Melvyn’s still lives on its its reputation of welcoming Hollywood regulars, most prominently Frank Sinatra, who called Palm Springs home and frequented the restaurant throughout his time there. Even “Mr. S’s”—as the town would used to refer to its most famous resident—face is printed onto one side of the bar napkins slipped beneath the White Russians and Gimlets that patrons order by name. Framed photographs of various stars like David Hasselhoff and Liza Minelli, their arms draped around Haber, hang around the lounge, as a sort of contemporary version of Ruth Hardy’s long-lost guest catalog. And there is the endless flow of stories.

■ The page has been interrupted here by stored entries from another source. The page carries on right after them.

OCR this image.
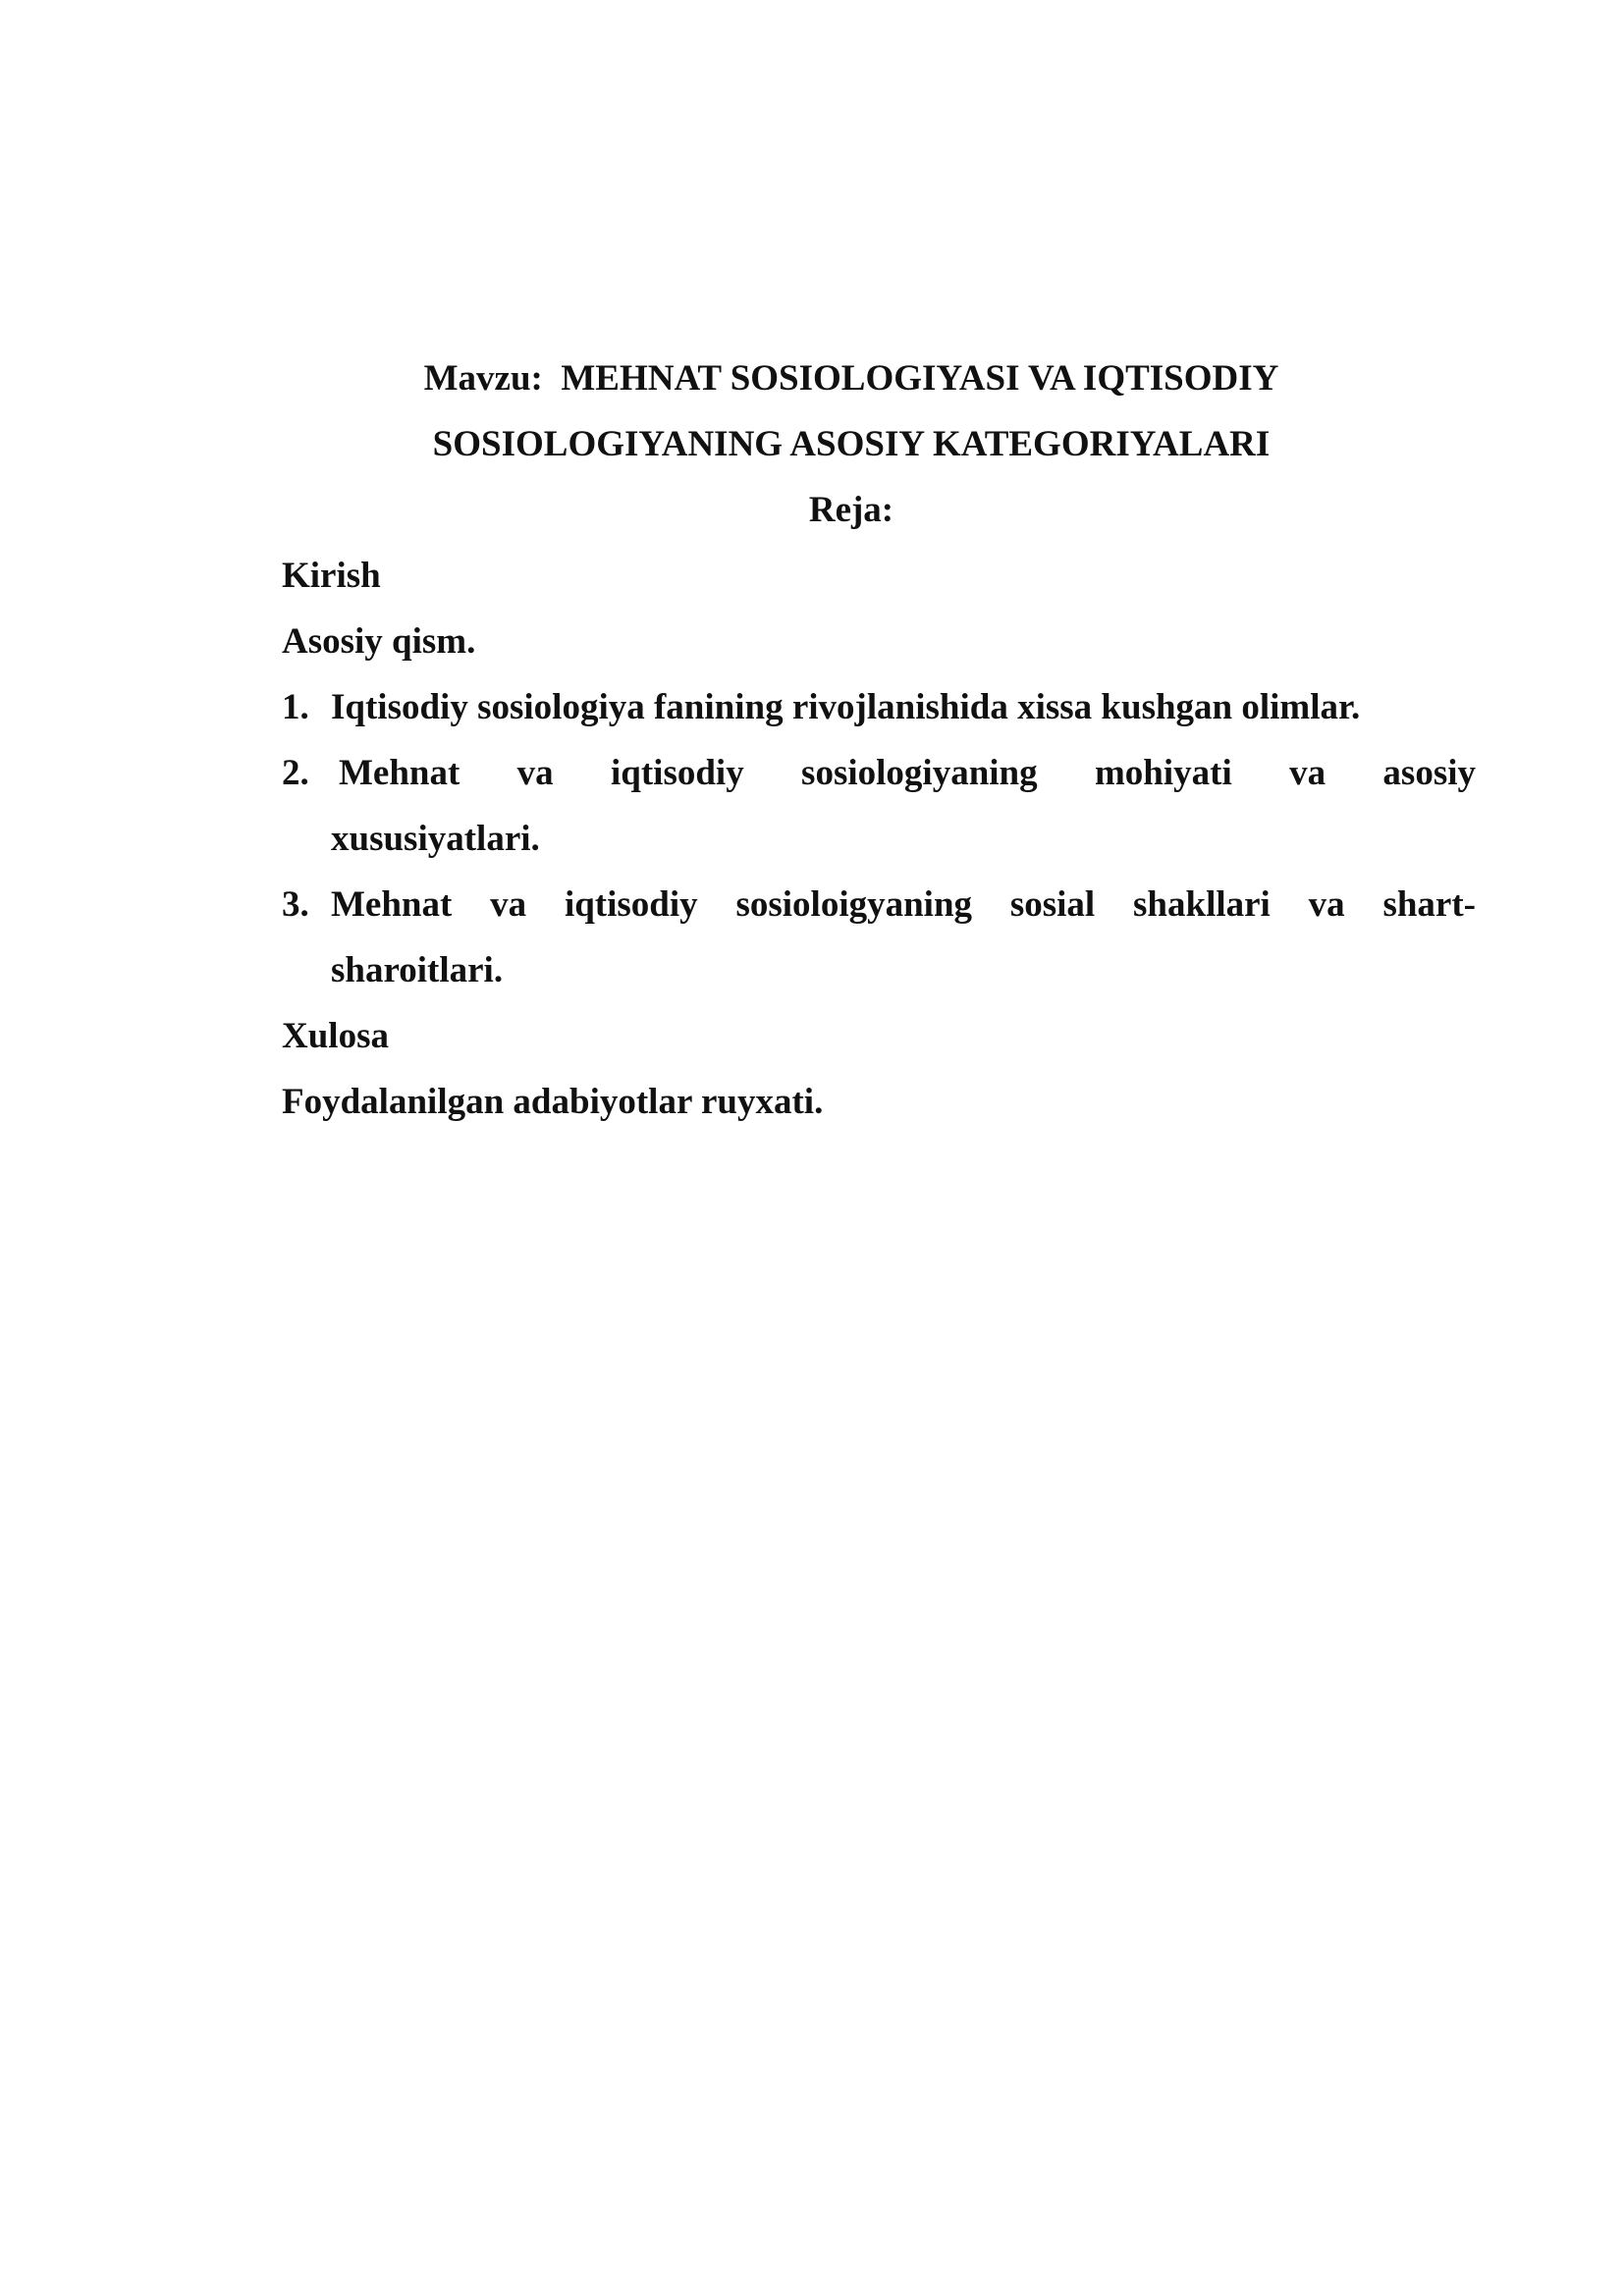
Mavzu: MEHNAT SOSIOLOGIYASI VA IQTISODIY
SOSIOLOGIYANING ASOSIY KATEGORIYALARI
Reja:
Kirish
Asosiy qism.
1. Iqtisodiy sosiologiya fanining rivojlanishida xissa kushgan olimlar.
2. Mehnat va iqtisodiy sosiologiyaning mohiyati va asosiy
xususiyatlari.
3. Mehnat va iqtisodiy sosioloigyaning sosial shakllari va shart-
sharoitlari.
Xulosa
Foydalanilgan adabiyotlar ruyxati.
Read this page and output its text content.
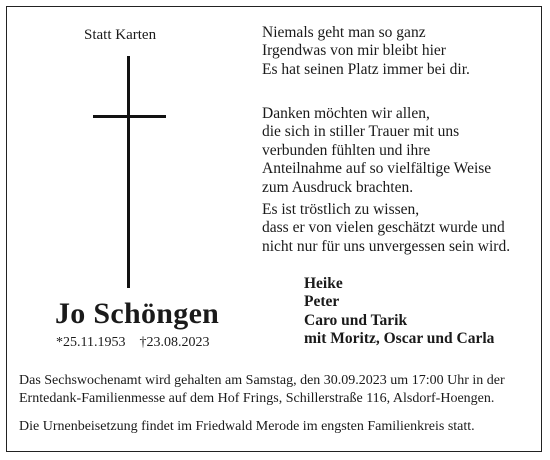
Statt Karten
Jo Schöngen
*25.11.1953 †23.08.2023
Niemals geht man so ganz
Irgendwas von mir bleibt hier
Es hat seinen Platz immer bei dir.
Danken möchten wir allen,
die sich in stiller Trauer mit uns
verbunden fühlten und ihre
Anteilnahme auf so vielfältige Weise
zum Ausdruck brachten.
Es ist tröstlich zu wissen,
dass er von vielen geschätzt wurde und
nicht nur für uns unvergessen sein wird.
Heike
Peter
Caro und Tarik
mit Moritz, Oscar und Carla
Das Sechswochenamt wird gehalten am Samstag, den 30.09.2023 um 17:00 Uhr in der
Erntedank-Familienmesse auf dem Hof Frings, Schillerstraße 116, Alsdorf-Hoengen.
Die Urnenbeisetzung findet im Friedwald Merode im engsten Familienkreis statt.
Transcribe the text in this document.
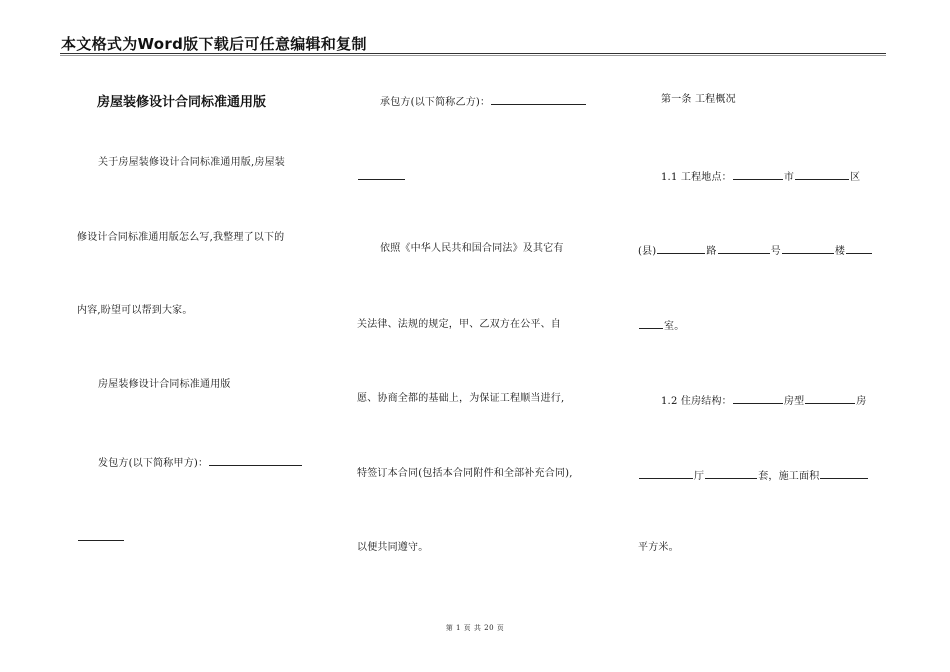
本文格式为Word版下载后可任意编辑和复制
房屋装修设计合同标准通用版

关于房屋装修设计合同标准通用版,房屋装

修设计合同标准通用版怎么写,我整理了以下的

内容,盼望可以帮到大家。

房屋装修设计合同标准通用版

发包方(以下简称甲方)：

承包方(以下简称乙方)：

依照《中华人民共和国合同法》及其它有

关法律、法规的规定，甲、乙双方在公平、自

愿、协商全都的基础上，为保证工程顺当进行,

特签订本合同(包括本合同附件和全部补充合同),

以便共同遵守。

第一条 工程概况

1.1 工程地点：	市	区

(县)	路	号	楼

室。

1.2 住房结构：	房型	房

厅	套，施工面积

平方米。

第 1 页 共 20 页
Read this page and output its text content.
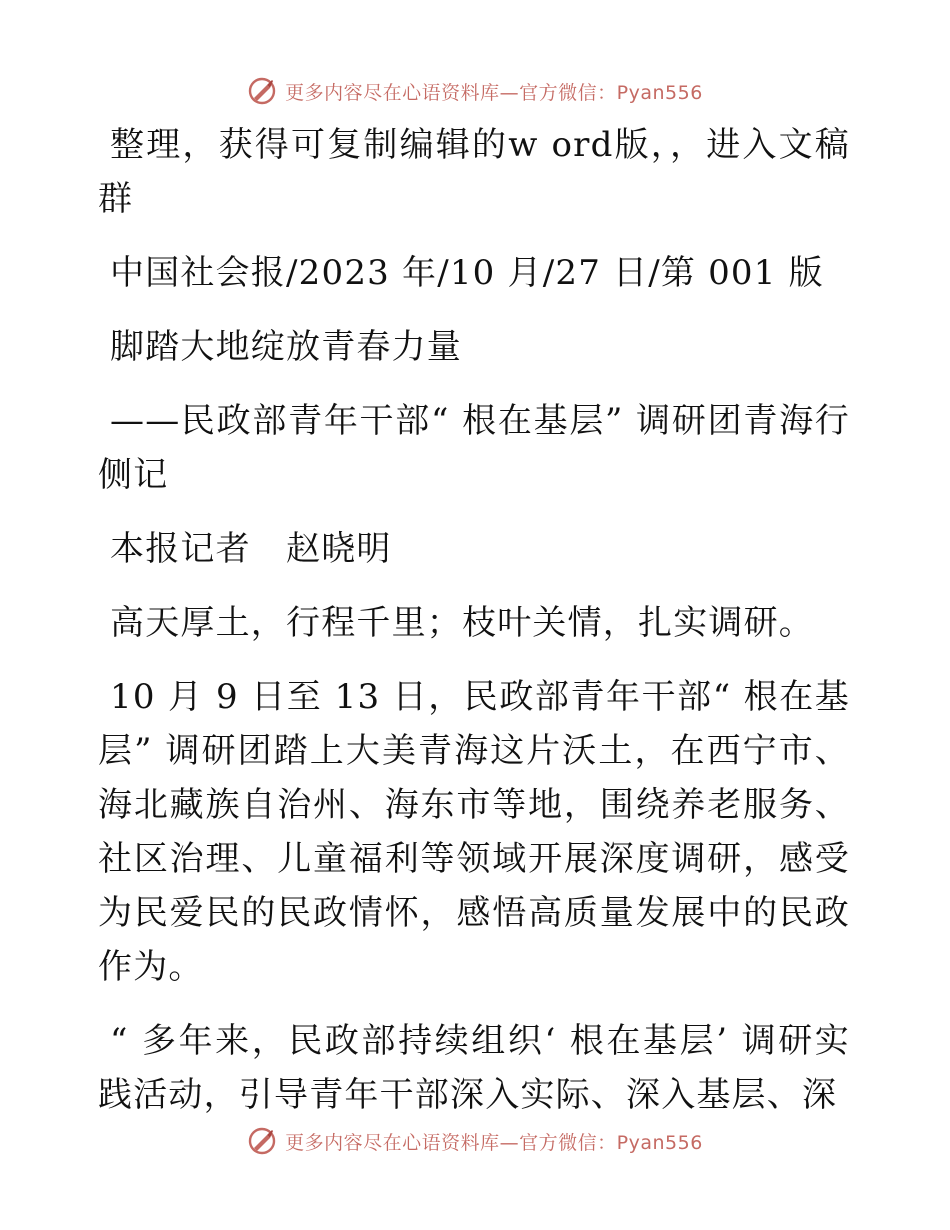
更多内容尽在心语资料库—官方微信：Pyan556

整理，获得可复制编辑的w ord版，，进入文稿群

中国社会报/2023 年/10 月/27 日/第 001 版

脚踏大地绽放青春力量

——民政部青年干部“ 根在基层” 调研团青海行侧记

本报记者　赵晓明

高天厚土，行程千里；枝叶关情，扎实调研。

10 月 9 日至 13 日，民政部青年干部“ 根在基层” 调研团踏上大美青海这片沃土，在西宁市、海北藏族自治州、海东市等地，围绕养老服务、社区治理、儿童福利等领域开展深度调研，感受为民爱民的民政情怀，感悟高质量发展中的民政作为。

“ 多年来，民政部持续组织‘ 根在基层’ 调研实践活动，引导青年干部深入实际、深入基层、深

更多内容尽在心语资料库—官方微信：Pyan556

Haber likes to tell the one about unknowingly turning away Steve McQueen and Ali MacGraw on opening night, and another one about his hero Marlon Brando setting up a camper in the parking lot. Then there’s the story about Sir John, the con artist who duped dozens of Palm Springs residents into believing he was a knight, and the one in which Kurt Russell and Goldie Hawn fly in for the afternoon just to go swimming at the pool. Haber is full of these tales, many of which are preserved in Bedtime Stories, and newly recounted on “the YouTubes.”

Despite its palpable connection to the past, Melvyn’s remains young at heart. In fact, Haber welcomes the Coachella crowds with the same hospitality offered to weeknight regulars. “We had a DJ here, a little Italian girl [Mia Moretti] doing a party on the first weekend of Coachella,” he says, going on to mention that Katy Perry came by to say hello and hang out poolside. (And thus a new Haber story is born.)

In contrast to the hip, new boutique hotels and restaurants that have colonized older properties, the allure of Melvyn’s is that it isn’t an old building remade to feel like a lounge where the Rat Pack once dined or Greta Garbo once slept. There is no beautiful decay, no facsimile furniture, no overwrought interiors. It simply is where the Rat Pack once came to drink and eat and be seen. Yes, the Martinis might be shaken and they will arrive atop Frank Sinatra’s ink-printed face, but they’ll also be mixed by a bartender who, very possibly, served Sinatra himself. It’s this quirky, first person history—and Haber’s persistent storytelling—that keeps Melvyn’s from slipping into relic territory.

The only problem, according to Haber, is the women. “They all leave,” he says, “because the men in Palm Springs are either gay, gray or only here until Tuesday.” He sits back and considers it. “That’s a great line.”